Even medical residents and students, who offer the best chance to bring new practices to medicine, are unsure about the most effective guidelines. A discussion on studentdoctor.net showed confusion and doubt about fasting recommendations.

One anesthesia resident said, “There might a chance you could aspirate something, but if you’re relatively young, it shouldn’t kill you. In an old, decompensated person it can be serious.”

Just to be clear, there is a lot of voodoo behind the NPO guidelines. For example, we still make obstetric patients follow these guidelines, but they’re still basically full stomachs at the 8-hour mark. If I stuff myself the night before, I’ll still have food in my stomach 10 hours later. So what’s the point of the guidelines?  What makes aspiration bad is acidity, not necessarily volume. If your stomach started churning out acid because it thought it was going to get a nice breakfast, then you’d be at increased risk IF you aspirated.  Voodoo? Yes. But I still follow the guidelines.

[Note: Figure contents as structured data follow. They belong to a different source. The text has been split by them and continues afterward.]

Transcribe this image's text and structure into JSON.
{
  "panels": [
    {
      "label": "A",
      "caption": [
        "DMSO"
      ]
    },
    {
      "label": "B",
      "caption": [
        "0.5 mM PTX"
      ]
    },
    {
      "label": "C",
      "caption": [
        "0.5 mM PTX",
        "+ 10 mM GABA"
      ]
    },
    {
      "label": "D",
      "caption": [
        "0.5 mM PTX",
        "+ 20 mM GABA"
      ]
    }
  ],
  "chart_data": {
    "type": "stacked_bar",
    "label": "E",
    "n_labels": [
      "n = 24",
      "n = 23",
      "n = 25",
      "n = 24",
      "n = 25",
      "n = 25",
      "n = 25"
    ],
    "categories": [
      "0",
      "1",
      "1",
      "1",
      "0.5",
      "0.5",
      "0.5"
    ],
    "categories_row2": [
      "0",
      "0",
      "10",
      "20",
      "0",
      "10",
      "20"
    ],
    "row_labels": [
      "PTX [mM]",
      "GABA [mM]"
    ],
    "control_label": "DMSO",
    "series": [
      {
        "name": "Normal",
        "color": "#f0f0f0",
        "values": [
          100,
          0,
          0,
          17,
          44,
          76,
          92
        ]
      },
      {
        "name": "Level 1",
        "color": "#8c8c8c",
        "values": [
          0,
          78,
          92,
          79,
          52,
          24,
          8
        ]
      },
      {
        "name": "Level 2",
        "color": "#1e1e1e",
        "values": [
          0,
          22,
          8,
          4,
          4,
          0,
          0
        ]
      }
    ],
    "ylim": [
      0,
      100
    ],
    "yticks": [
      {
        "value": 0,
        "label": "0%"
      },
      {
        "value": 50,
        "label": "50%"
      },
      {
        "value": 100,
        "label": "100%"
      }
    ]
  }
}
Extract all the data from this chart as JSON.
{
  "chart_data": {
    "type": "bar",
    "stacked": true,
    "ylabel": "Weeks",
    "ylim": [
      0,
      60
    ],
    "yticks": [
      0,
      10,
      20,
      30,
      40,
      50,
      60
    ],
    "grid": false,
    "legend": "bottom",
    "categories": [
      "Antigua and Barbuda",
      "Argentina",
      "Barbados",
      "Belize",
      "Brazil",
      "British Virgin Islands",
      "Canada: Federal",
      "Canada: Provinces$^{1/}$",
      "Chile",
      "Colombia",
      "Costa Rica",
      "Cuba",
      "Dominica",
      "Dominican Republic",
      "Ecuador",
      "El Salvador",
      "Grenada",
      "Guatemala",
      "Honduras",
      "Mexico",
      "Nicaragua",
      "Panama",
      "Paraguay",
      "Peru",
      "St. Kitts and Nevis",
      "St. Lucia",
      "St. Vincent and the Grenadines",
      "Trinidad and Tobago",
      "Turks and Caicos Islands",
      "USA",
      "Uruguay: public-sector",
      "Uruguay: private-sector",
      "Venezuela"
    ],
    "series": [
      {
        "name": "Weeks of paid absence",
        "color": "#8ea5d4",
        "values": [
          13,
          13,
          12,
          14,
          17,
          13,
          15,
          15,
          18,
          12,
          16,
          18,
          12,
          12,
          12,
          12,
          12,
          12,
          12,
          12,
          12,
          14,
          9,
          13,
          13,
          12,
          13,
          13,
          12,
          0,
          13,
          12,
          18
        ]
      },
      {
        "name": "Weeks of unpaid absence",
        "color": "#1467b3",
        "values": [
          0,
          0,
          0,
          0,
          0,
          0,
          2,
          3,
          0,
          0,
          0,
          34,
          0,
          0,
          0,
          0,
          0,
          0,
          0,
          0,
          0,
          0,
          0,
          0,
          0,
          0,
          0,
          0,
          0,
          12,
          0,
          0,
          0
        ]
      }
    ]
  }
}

In my own personal experience (I am a CA-2), twice I have had patients vomit during emergence/extubation. The patient had been NPO for greater than 12 hours. Both were young and healthy. Both patients had received multiple agents for PONV prophylaxis. Fortunately, they both did okay and their hospital courses were not prolonged due to aspiration.

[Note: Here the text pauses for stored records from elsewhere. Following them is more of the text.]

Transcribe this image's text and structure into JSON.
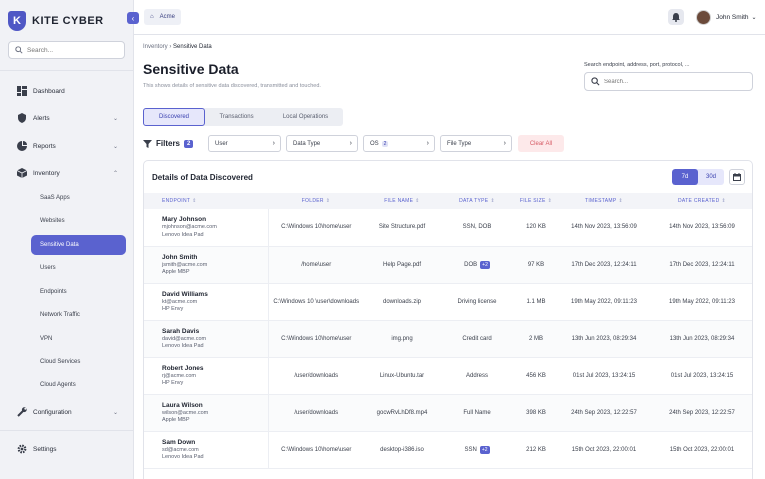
{
  "brand": {
    "logo_letter": "K",
    "name": "KITE CYBER"
  },
  "sidebar": {
    "search_placeholder": "Search...",
    "items": [
      {
        "label": "Dashboard",
        "icon": "dashboard-icon"
      },
      {
        "label": "Alerts",
        "icon": "shield-icon"
      },
      {
        "label": "Reports",
        "icon": "pie-chart-icon"
      },
      {
        "label": "Inventory",
        "icon": "box-icon"
      }
    ],
    "inventory_sub": [
      "SaaS Apps",
      "Websites",
      "Sensitive Data",
      "Users",
      "Endpoints",
      "Network Traffic",
      "VPN",
      "Cloud Services",
      "Cloud Agents"
    ],
    "configuration": "Configuration",
    "settings": "Settings"
  },
  "topbar": {
    "org": "Acme",
    "user_name": "John Smith"
  },
  "breadcrumb": {
    "root": "Inventory",
    "current": "Sensitive Data"
  },
  "page": {
    "title": "Sensitive Data",
    "subtitle": "This shows details of sensitive data discovered, transmitted and touched.",
    "search_label": "Search endpoint, address, port, protocol, ...",
    "search_placeholder": "Search..."
  },
  "tabs": [
    "Discovered",
    "Transactions",
    "Local Operations"
  ],
  "filters": {
    "label": "Filters",
    "count": "2",
    "user": "User",
    "data_type": "Data Type",
    "os": "OS",
    "os_count": "2",
    "file_type": "File Type",
    "clear": "Clear All"
  },
  "card": {
    "title": "Details of Data Discovered",
    "range_7d": "7d",
    "range_30d": "30d"
  },
  "table": {
    "headers": [
      "ENDPOINT",
      "FOLDER",
      "FILE NAME",
      "DATA TYPE",
      "FILE SIZE",
      "TIMESTAMP",
      "DATE CREATED"
    ],
    "rows": [
      {
        "name": "Mary Johnson",
        "email": "mjohnson@acme.com",
        "device": "Lenovo Idea Pad",
        "folder": "C:\\Windows 10\\home\\user",
        "file": "Site Structure.pdf",
        "type": "SSN, DOB",
        "extra": "",
        "size": "120 KB",
        "ts": "14th Nov 2023, 13:56:09",
        "created": "14th Nov 2023, 13:56:09"
      },
      {
        "name": "John Smith",
        "email": "jsmith@acme.com",
        "device": "Apple MBP",
        "folder": "/home\\user",
        "file": "Help Page.pdf",
        "type": "DOB",
        "extra": "+2",
        "size": "97 KB",
        "ts": "17th Dec 2023, 12:24:11",
        "created": "17th Dec 2023, 12:24:11"
      },
      {
        "name": "David Williams",
        "email": "kt@acme.com",
        "device": "HP Envy",
        "folder": "C:\\Windows 10 \\user\\downloads",
        "file": "downloads.zip",
        "type": "Driving license",
        "extra": "",
        "size": "1.1 MB",
        "ts": "19th May 2022, 09:11:23",
        "created": "19th May 2022, 09:11:23"
      },
      {
        "name": "Sarah Davis",
        "email": "david@acme.com",
        "device": "Lenovo Idea Pad",
        "folder": "C:\\Windows 10\\home\\user",
        "file": "img.png",
        "type": "Credit card",
        "extra": "",
        "size": "2 MB",
        "ts": "13th Jun 2023, 08:29:34",
        "created": "13th Jun 2023, 08:29:34"
      },
      {
        "name": "Robert Jones",
        "email": "rj@acme.com",
        "device": "HP Envy",
        "folder": "/user/downloads",
        "file": "Linux-Ubuntu.tar",
        "type": "Address",
        "extra": "",
        "size": "456 KB",
        "ts": "01st Jul 2023, 13:24:15",
        "created": "01st Jul 2023, 13:24:15"
      },
      {
        "name": "Laura Wilson",
        "email": "wilson@acme.com",
        "device": "Apple MBP",
        "folder": "/user/downloads",
        "file": "gocwRvLhDf8.mp4",
        "type": "Full Name",
        "extra": "",
        "size": "398 KB",
        "ts": "24th Sep 2023, 12:22:57",
        "created": "24th Sep 2023, 12:22:57"
      },
      {
        "name": "Sam Down",
        "email": "sd@acme.com",
        "device": "Lenovo Idea Pad",
        "folder": "C:\\Windows 10\\home\\user",
        "file": "desktop-i386.iso",
        "type": "SSN",
        "extra": "+2",
        "size": "212 KB",
        "ts": "15th Oct 2023, 22:00:01",
        "created": "15th Oct 2023, 22:00:01"
      }
    ]
  }
}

Expert Guidelines for Practice

The American Society of Anesthesiologists are the experts when it comes to bodily functions under anesthesia and controlling a patient’s airways while sedated. The mere thought of surgery is an exercise in high anxiety for some patients so why not bring them to it as calm and hydrated as possible?

Consider following these new guidelines because after all, they aren’t all that new. They have been in place for 18 years. As a new doctor, you can lead the way in changing fasting recommendations for your patients for the better.